修回日期: 2008-02-26
接受日期: 2008-03-08
在线出版日期: 2008-03-28
目的: 研究转染乙型肝炎病毒(HBV)的HepG2.2.15细胞株在体外促进肝星状细胞中CTGF和TGF-β1的表达, 进而探讨HBV促肝细胞纤维化的机制.
方法: 将HepG2和HepG2.2.15细胞株分别在体外与肝星状细胞(LX-2)共培养, 以单独培养的肝星状细胞为对照组. 培养24, 48, 72 h后, 以Real-time PCR定量检测肝星状细胞中CTGF和TGF-β1 mRNA的表达, 以Western blot定量检测其蛋白表达.
结果: 与对照组比较, 在24、48、72 h时点, CTGF和TGF-β1 mRNA分别增高约1.7、4.2、9.6倍(P<0.05)和2.2、6.1、8.1倍(P<0.01), 以72 h差异最为显著; 而与HepG2细胞共培养实验组LX-2细胞CTGF和TGF-β1 mRNA在三个时间点分别增高约1.7、1.2、1.3倍(P<0.05)和2.7、1.9、2.1倍(P<0.05).
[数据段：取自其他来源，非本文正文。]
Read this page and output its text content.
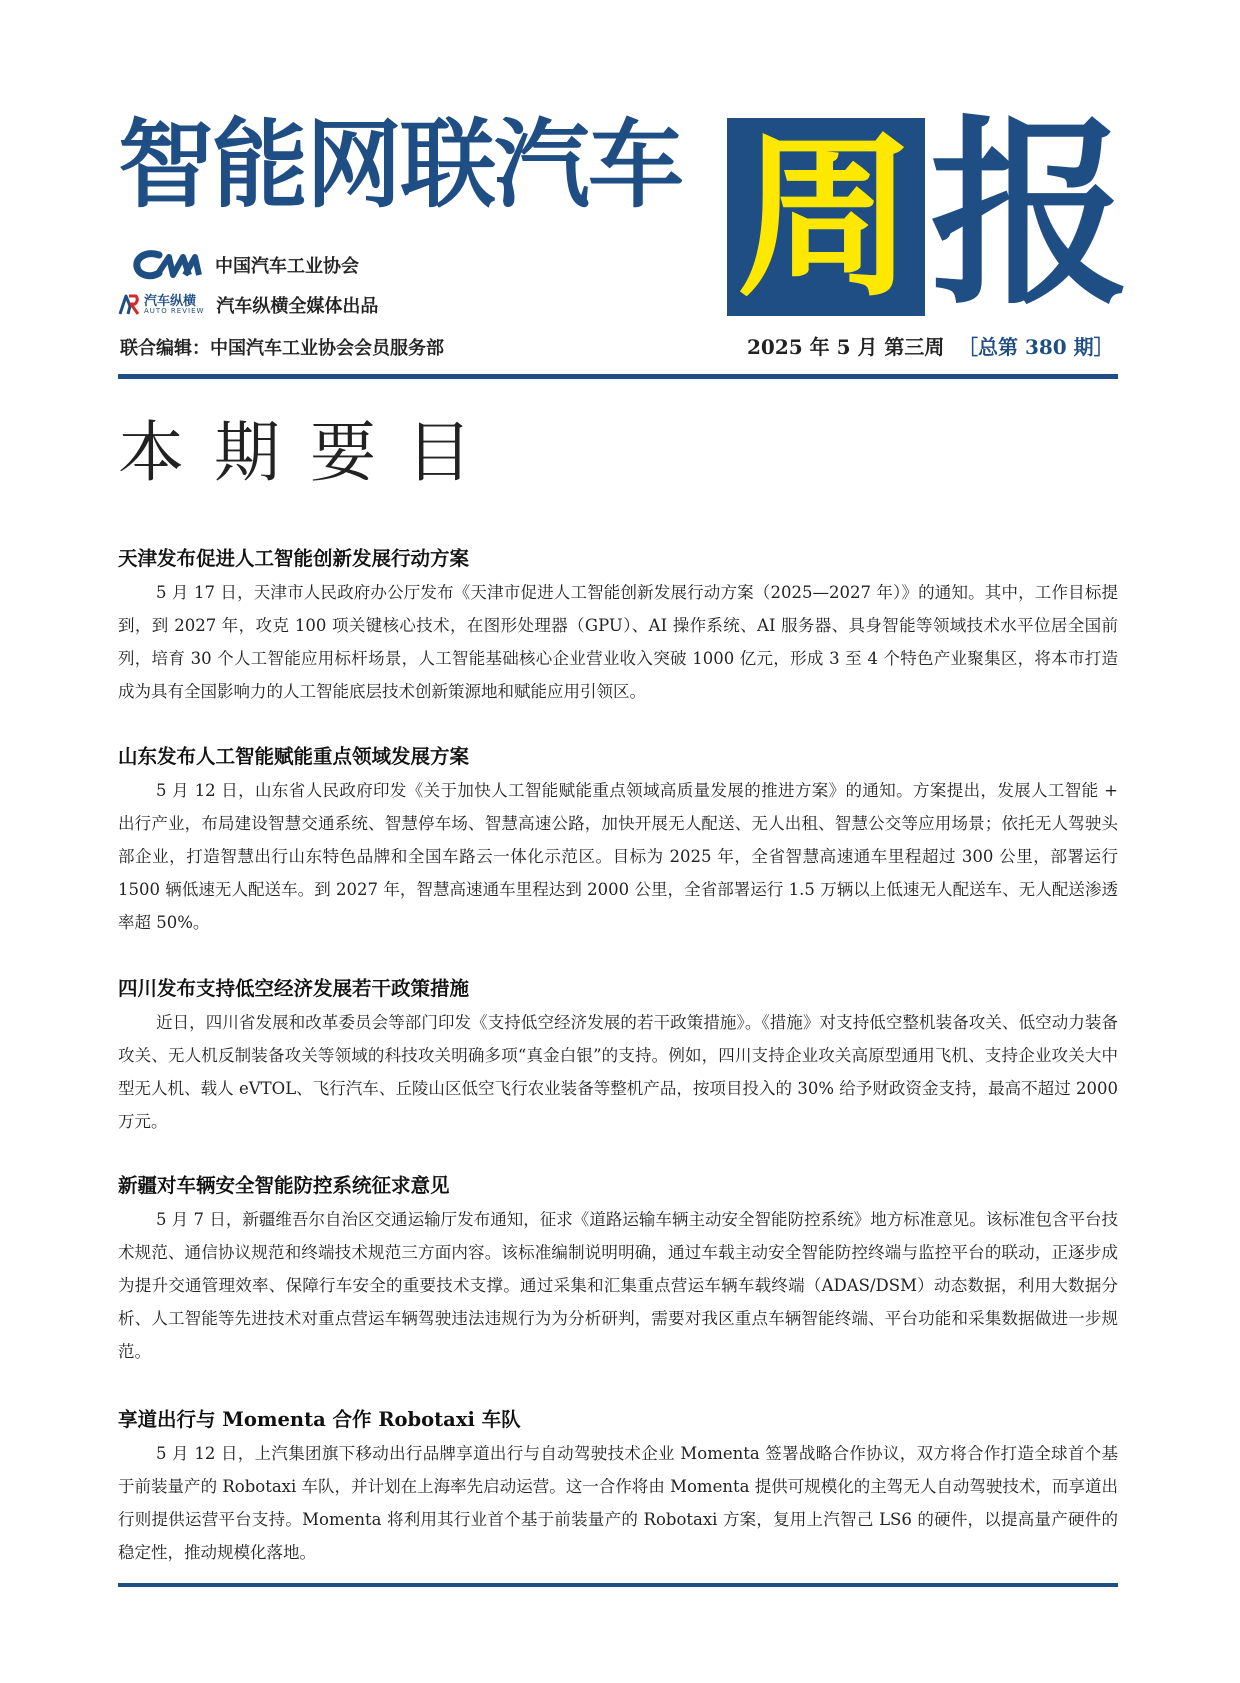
智能网联汽车 周 报
中国汽车工业协会
汽车纵横
AUTO REVIEW 汽车纵横全媒体出品
联合编辑：中国汽车工业协会会员服务部	2025 年 5 月 第三周 ［总第 380 期］
本期要目
天津发布促进人工智能创新发展行动方案

5 月 17 日，天津市人民政府办公厅发布《天津市促进人工智能创新发展行动方案（2025—2027 年）》的通知。其中，工作目标提到，到 2027 年，攻克 100 项关键核心技术，在图形处理器（GPU）、AI 操作系统、AI 服务器、具身智能等领域技术水平位居全国前列，培育 30 个人工智能应用标杆场景，人工智能基础核心企业营业收入突破 1000 亿元，形成 3 至 4 个特色产业聚集区，将本市打造成为具有全国影响力的人工智能底层技术创新策源地和赋能应用引领区。

山东发布人工智能赋能重点领域发展方案

5 月 12 日，山东省人民政府印发《关于加快人工智能赋能重点领域高质量发展的推进方案》的通知。方案提出，发展人工智能 + 出行产业，布局建设智慧交通系统、智慧停车场、智慧高速公路，加快开展无人配送、无人出租、智慧公交等应用场景；依托无人驾驶头部企业，打造智慧出行山东特色品牌和全国车路云一体化示范区。目标为 2025 年，全省智慧高速通车里程超过 300 公里，部署运行 1500 辆低速无人配送车。到 2027 年，智慧高速通车里程达到 2000 公里，全省部署运行 1.5 万辆以上低速无人配送车、无人配送渗透率超 50%。

四川发布支持低空经济发展若干政策措施

近日，四川省发展和改革委员会等部门印发《支持低空经济发展的若干政策措施》。《措施》对支持低空整机装备攻关、低空动力装备攻关、无人机反制装备攻关等领域的科技攻关明确多项“真金白银”的支持。例如，四川支持企业攻关高原型通用飞机、支持企业攻关大中型无人机、载人 eVTOL、飞行汽车、丘陵山区低空飞行农业装备等整机产品，按项目投入的 30% 给予财政资金支持，最高不超过 2000 万元。

新疆对车辆安全智能防控系统征求意见

5 月 7 日，新疆维吾尔自治区交通运输厅发布通知，征求《道路运输车辆主动安全智能防控系统》地方标准意见。该标准包含平台技术规范、通信协议规范和终端技术规范三方面内容。该标准编制说明明确，通过车载主动安全智能防控终端与监控平台的联动，正逐步成为提升交通管理效率、保障行车安全的重要技术支撑。通过采集和汇集重点营运车辆车载终端（ADAS/DSM）动态数据，利用大数据分析、人工智能等先进技术对重点营运车辆驾驶违法违规行为为分析研判，需要对我区重点车辆智能终端、平台功能和采集数据做进一步规范。

享道出行与 Momenta 合作 Robotaxi 车队

5 月 12 日，上汽集团旗下移动出行品牌享道出行与自动驾驶技术企业 Momenta 签署战略合作协议，双方将合作打造全球首个基于前装量产的 Robotaxi 车队，并计划在上海率先启动运营。这一合作将由 Momenta 提供可规模化的主驾无人自动驾驶技术，而享道出行则提供运营平台支持。Momenta 将利用其行业首个基于前装量产的 Robotaxi 方案，复用上汽智己 LS6 的硬件，以提高量产硬件的稳定性，推动规模化落地。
CTGF和TGF-β1蛋白表达量分别增高约2.1、2.6、2.5倍(P<0.05)和1.7、3.3、3.1倍(P<0.01), 以48 h差异最为显著; 而与HepG2细胞共培养实验组LX-2细胞CTGF和TGF-β1蛋白表达量在三个时间点分别增高约1.6、1.1、0.9倍(P<0.05)和1.1、1.4、2.5倍(P<0.05).
结论: 与HepG2.2.15细胞株共培养后, 肝星状细胞中肝纤维化相关因子的表达明显增强. 体外实验证明HBV具有诱导肝细胞纤维化的重要作用.
引文著录: 哈明昊, 饶慧瑛, 刘峰, 潘孝本, 封波, 陈红松, 魏来. 乙型肝炎病毒促进CTGF和TGF-β1在肝星状细胞中的表达. 世界华人消化杂志 2008; 16(9): 924-928
Revised: February 26, 2008
Accepted: March 8, 2008
Published online: March 28, 2008
AIM: To investigate whether HepG2.2.15 cell line induces the expression of connective tissue growth factor (CTGF) and transforming growth factor-β1 (TGF-β1) in hepatic stellate cells and the mechanism of hepatitis B virus (HBV) in inducing fibrogenesis.
METHODS: The hepatic stellate cells (LX-2) were co-cultured with HepG2 or HepG2.2.15 in vitro and the LX-2 cells cultured alone were used as controls. After culturing for 24, 48 and 72 h, real-time polymerase chain reaction (PCR) was performed to detect the expression of CTGF and TGF-β1 mRNA in LX-2 cells. Western-blot analysis was used to measure the expression of CTGF and TGF-β1 proteins in LX-2 cells.
RESULTS: After 24, 48, and 72 h, the expression of CTGF and TGF-β1 mRNA in LX-2 cells co-cultured with HepG2.2.15 were higher than those in the controls (CTGF: 1.7, 4.2, 9.6 times higher, P < 0.05; TGF-β1: 2.2, 6.1, 8.1 times higher, P < 0.01), and the most eminent effect was found at 72 h; however, CTGF and TGF-β1 mRNA expression in LX-2 cells co-cultured with HepG2 were 1.7, 1.2, 1.3 and 2.7, 1.9, 2.1 times higher than those in the controls (all P < 0.05). At the same time point, the protein expression of CTGF and TGF-β1 in LX-2 cells co-cultured with HepG2.2.15 (CTGF: 2.1, 2.6, 2.5 times higher, P < 0.05; TGF-β1: 1.7, 3.3, 3.1 times higher, P < 0.01) or HepG2 (CTGF: 1.6, 1.1, 0.9 times higher, P < 0.05; TGF-β1: 1.1, 1.4, 2.5 times higher, P < 0.05) were also higher than those in the control cells.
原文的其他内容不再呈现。